Objectives In 2010, we began working with +100 communities to increase the number of chronically homeless people being prioritised for available housing resources. In 2015, we redefined our aim to help communities end chronic and veteran homelessness outright.

Methods We have embedded quality improvement in local community teams, teaching them to set clear aims, test system interventions, and measure outcomes monthly. We initially sought to improve the number of people being housed each month. When this measure failed to correspond with reductions in homelessness, we developed a stock-and-flow benchmark for measuring an end to homelessness and asked communities to develop and apply monthly data to measure reductions. Communities now use by-name lists of all people experiencing homelessness, updated monthly, to measure inflow into homelessness and exits to housing, and to drive reductions in homelessness overall.

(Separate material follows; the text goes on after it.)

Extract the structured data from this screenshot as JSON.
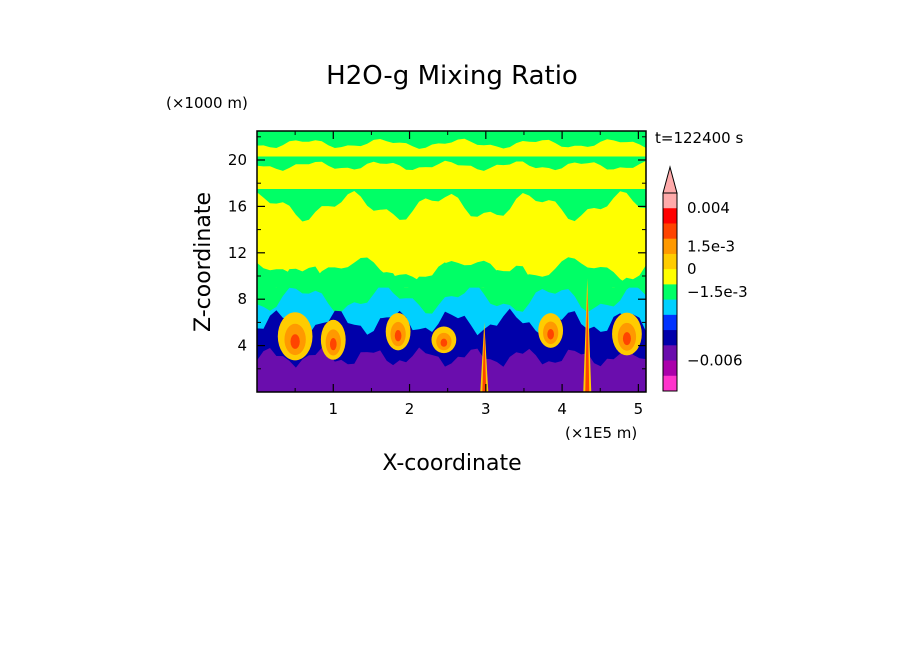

Results From 2010–2014, communities increased their monthly housing rates by 266% on average, housing 105,580 people. Since we began measuring reductions, rather than housing rates, 55 communities have achieved monthly data on homelessness, 30 are reducing homelessness month-over-month, and ten have ended chronic and/or veteran homelessness.

Conclusions Reducing homelessness requires a multi-variate improvement framework, inclusive of inflow, housing rates, and current rates of homelessness. By tracking and responding to these variables monthly, communities can diagnose problems more precisely and identify improvements more quickly.